Michael Ansara

 

 

NEWBORN
For Owen

A released hallelujah rising to the sky,
a newborn curls like a tree frog
to my chest. Now is all

he knows in each virgin instant.
Culmination, double helix braided,
branching; almost-perfect

hand; on the smallest of small fingers,
a bump, mark of where the pattern
almost broke into a sixth finger.

In the end, the design of seven thousand
generations held; now fingers closed,
knuckles pressed into heavy cheeks,

the looming head held
asleep in an attitude suggesting
a weary wariness.

 

 

THAT DAY ON THE LAKE

That day on the lake, the task seemed impossible,
but simple—

throw a longline over the limb,
recreate an imagined memory of boyhood,
filtered light, the double dare of height and water.
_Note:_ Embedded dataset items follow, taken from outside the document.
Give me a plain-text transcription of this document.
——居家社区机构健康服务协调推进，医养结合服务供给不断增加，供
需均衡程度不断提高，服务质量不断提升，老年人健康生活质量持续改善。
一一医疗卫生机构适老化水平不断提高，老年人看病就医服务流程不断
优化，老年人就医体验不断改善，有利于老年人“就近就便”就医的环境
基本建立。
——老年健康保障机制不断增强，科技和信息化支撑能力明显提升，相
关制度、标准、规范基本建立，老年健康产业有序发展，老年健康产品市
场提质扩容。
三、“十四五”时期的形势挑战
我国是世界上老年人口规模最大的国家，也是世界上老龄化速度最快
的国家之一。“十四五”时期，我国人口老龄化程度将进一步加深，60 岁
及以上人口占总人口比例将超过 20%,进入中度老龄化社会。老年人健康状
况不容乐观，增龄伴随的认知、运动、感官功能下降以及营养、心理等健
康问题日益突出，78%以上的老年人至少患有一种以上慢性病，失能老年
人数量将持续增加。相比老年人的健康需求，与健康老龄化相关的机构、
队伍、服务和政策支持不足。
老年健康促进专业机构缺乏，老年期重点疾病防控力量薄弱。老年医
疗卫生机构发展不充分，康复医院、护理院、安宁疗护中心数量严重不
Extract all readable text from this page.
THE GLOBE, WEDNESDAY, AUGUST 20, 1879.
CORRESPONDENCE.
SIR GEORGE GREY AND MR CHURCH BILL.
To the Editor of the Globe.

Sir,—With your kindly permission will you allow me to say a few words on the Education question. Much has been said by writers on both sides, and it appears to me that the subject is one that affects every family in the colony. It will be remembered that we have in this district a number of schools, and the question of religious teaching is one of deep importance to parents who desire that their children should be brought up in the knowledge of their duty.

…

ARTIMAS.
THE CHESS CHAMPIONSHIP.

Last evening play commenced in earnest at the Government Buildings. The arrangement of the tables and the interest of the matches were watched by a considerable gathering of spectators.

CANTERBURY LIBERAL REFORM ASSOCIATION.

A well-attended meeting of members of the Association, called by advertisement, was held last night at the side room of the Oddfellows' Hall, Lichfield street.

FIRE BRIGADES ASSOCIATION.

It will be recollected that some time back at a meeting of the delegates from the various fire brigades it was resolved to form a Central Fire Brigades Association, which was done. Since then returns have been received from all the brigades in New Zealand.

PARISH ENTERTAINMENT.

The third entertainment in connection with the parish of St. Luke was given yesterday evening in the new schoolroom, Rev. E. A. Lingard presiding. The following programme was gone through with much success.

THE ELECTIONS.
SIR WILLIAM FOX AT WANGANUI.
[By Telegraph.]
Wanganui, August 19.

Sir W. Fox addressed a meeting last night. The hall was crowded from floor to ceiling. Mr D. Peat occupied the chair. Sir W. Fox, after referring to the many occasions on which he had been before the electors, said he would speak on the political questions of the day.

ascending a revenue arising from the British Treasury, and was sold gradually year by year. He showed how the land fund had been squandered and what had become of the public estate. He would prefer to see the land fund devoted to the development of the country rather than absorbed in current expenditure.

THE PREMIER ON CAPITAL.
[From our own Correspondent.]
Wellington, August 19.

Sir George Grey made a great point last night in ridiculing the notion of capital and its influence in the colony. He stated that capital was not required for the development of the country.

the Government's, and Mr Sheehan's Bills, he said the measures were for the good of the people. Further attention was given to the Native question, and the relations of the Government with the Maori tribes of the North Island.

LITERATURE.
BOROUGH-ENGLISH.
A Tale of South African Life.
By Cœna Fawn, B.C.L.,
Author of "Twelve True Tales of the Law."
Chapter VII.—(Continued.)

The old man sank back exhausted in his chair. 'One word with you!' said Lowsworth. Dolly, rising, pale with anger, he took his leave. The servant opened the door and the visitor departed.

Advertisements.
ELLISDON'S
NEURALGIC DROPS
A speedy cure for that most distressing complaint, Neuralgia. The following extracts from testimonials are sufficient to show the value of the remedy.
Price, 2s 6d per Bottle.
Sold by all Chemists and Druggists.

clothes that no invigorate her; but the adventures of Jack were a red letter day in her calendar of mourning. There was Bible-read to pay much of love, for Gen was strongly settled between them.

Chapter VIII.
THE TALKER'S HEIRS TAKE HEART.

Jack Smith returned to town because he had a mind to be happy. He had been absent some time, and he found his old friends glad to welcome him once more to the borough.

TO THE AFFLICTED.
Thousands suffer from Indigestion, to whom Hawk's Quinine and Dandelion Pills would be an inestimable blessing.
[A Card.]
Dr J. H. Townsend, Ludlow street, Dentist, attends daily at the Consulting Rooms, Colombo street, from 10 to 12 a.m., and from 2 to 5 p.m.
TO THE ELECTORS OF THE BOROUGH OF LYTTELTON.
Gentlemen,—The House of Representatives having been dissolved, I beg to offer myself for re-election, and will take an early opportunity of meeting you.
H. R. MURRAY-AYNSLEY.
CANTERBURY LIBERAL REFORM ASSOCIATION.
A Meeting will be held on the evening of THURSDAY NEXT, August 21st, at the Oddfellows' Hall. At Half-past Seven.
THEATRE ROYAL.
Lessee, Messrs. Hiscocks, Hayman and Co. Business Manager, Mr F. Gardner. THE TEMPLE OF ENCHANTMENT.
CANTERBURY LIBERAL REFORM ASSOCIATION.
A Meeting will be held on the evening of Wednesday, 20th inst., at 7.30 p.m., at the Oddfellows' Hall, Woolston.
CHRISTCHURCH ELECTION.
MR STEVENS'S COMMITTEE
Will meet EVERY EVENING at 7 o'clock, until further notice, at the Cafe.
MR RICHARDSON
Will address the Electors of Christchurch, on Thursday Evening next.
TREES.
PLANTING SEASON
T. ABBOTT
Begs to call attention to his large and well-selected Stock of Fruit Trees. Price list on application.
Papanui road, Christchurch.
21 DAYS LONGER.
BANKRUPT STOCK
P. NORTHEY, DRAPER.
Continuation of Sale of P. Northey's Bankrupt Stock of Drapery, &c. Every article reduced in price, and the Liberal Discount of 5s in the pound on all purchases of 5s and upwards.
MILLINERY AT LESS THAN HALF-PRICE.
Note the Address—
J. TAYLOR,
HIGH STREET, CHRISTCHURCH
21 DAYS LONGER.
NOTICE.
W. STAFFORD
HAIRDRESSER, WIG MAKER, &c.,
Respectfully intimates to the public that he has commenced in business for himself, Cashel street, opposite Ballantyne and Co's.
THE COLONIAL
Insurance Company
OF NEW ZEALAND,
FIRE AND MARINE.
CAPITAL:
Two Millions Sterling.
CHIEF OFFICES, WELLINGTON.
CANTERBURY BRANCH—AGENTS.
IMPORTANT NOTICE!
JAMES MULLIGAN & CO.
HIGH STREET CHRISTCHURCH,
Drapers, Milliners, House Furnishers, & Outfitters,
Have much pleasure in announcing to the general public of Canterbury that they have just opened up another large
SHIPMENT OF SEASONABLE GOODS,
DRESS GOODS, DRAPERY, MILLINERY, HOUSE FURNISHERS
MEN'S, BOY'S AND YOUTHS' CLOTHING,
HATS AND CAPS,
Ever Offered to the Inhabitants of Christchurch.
The limb was too high, our aim and arms too low.
A unique bonding in the frustration of failure
as we heaved battered Campbell’s soup cans,
again to soar, again to fall short, all day,

until finally it was somehow done. A small miracle.
The longline hung quivering, ready for adventure.

I thought your hands shook, your step unsteady,
from exhaustion.

I had no idea this would be your last time on the lake.

 

 

ANOTHER YEAR ENDS

Regrets skitter, small mice
under cold, crusted snow.
My mind wanders,
tumbling dice.

Each July,
under our willow’s fresh greening,
the air is a riot
of dragonflies soaring, looping,

The scaled cellophane
doubled wings invisibly fast;
bodies, neon tubes of implausibility,
chinked contraptions of ingenuity.

They will ride
the cold fronts of fall,
surmount two thousand miles,
fly nonstop the wide Gulf of Mexico

To mate, spawn, and die.

As do all the young,
I swore,
to a life lived
with no regrets.

Climbing the contours of their first days,
a raw and hungry flood of flyers
unfurl their tender transparencies,
already knowing enough to find their way

To our home’s air.
I envy their certainty,
their sure sense of place, of belonging.
The gong sounds, another year finished.

I sip champagne and gulp down my despair.

 

 

IN WINTER

Little things:

the trace of a tiny tunnel
under the snow,

the single black-capped chickadee
in the birch;

the soft-curve feel of you
under blankets.

This winter, poets are dying;
does anyone notice?

In winter, little things must be observed:

Who will see them?
Who will sing them?

In winter, the horizon narrows.

I seek comfort in the little things,
and most of all, from you.

 


Michael Ansara’s work has been published in Arrowsmith, The Broken Plate, Brushfire, Cognoscenti, Courtship of Winds, El Portal Journal, Ellipsis, Euphony Journal, Evening Street Review, Glint Literary Journal, Mid-American Review, Midwest Quarterly, Muddy River Poetry Review, OPEN: Journal of Arts & Letters, Perceptions Magazine, Pine Hills Review, Ponder Review, Salamander, Web del Sol, Ibbetson Street, Passager Books, Pennsylvania English, The Phoenix, Poetry Porch, Potomac Review, Solstice, Visitant Lit, Vox.com, and Wrath Bearing Tree. His first book, What Remains, was published in 2022 by Kelsay Books. He spent many years as an organizer and activist, having served as a regional organizer for Students for a Democratic Society and an executive director of Massachusetts Fair Share. He is the cofounder of MassPoetry (www.masspoetry.org) and serves on the board of Tupelo Press. He studied writing at Lucie Brock-Broido’s Summer Workshop, Joan Houlihan’s on line workshop, and the GrubStreet Master Memoir Class. Michael lives in Carlisle, MA, with his wife.